Cancellazioni di massa, pagamenti ritardati e sconti imposti ai fornitori
hanno scosso l’industria, con un impatto devastante sui lavoratori: a livello
globale sono ormai creditori per miliardi di dollari in salari non pagati,
bonus e indennità di licenziamento.
E anche quando molti grandi marchi hanno accettato di pagare per intero gli
ordini che erano già in produzione (come evidenziato sul Worker Rights Consortium brand tracker),
non si sono però assicurati che i lavoratori e le lavoratrici fossero pagati
per quanto dovuto.
Dall’inizio della pandemia la Clean Clothes Campaign chiede ai brand di
assumersi le proprie responsabilità nei confronti delle filiere.

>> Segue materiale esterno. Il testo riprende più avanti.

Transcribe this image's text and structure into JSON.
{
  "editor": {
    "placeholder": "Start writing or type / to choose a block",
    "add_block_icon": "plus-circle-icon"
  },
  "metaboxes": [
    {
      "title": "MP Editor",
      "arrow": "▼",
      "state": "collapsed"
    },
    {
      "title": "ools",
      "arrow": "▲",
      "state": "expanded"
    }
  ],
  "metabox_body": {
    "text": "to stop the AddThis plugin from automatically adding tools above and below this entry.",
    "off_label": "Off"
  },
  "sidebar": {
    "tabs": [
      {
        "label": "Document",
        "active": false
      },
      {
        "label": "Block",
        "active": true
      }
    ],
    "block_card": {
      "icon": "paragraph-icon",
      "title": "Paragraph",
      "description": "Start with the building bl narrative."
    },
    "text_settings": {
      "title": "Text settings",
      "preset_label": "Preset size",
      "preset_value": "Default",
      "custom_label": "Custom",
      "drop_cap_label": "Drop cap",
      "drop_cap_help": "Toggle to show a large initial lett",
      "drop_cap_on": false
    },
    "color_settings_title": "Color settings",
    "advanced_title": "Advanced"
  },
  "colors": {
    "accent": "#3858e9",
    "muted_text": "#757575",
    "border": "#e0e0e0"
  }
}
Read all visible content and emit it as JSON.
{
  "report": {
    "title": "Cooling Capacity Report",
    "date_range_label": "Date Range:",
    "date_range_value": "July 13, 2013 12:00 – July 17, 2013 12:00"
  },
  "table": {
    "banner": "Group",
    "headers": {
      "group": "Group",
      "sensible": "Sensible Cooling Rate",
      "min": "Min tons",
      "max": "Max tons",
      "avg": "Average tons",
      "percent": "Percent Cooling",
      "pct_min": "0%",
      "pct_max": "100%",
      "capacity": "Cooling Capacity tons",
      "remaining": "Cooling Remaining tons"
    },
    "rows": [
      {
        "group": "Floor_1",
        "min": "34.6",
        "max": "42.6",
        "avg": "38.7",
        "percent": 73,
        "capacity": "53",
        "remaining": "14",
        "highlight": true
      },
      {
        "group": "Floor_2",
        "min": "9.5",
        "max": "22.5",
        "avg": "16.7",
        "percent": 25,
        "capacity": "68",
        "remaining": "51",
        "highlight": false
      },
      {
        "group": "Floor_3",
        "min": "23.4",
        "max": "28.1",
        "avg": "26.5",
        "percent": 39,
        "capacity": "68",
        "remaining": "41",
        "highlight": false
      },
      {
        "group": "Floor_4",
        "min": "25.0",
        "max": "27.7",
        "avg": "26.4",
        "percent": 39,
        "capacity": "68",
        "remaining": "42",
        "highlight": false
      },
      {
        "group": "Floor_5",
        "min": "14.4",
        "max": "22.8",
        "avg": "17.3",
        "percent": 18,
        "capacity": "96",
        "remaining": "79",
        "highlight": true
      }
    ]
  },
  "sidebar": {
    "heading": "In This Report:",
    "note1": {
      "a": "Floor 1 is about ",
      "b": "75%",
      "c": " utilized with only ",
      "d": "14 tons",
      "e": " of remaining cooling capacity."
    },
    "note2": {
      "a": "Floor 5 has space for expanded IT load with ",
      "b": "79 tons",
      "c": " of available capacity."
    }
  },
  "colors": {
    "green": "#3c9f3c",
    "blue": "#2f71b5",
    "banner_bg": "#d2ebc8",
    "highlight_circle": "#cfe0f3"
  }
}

Da marzo 2021,
una coalizione di oltre
200 sindacati e organizzazioni per i diritti dei lavoratori, attraverso la
campagna #PayYourWorkers, fa pressione sui marchi perché negozino direttamente
con i sindacati del settore un accordo esecutivo che garantisca salari,
liquidazione e diritti fondamentali del lavoro per colmare il divario salariale
dell’era pandemica, garantire che i lavoratori licenziati ricevano la
liquidazione per intero, sostenere protezioni sociali più forti per tutti i
lavoratori e garantire il rispetto dei diritti fondamentali del lavoro.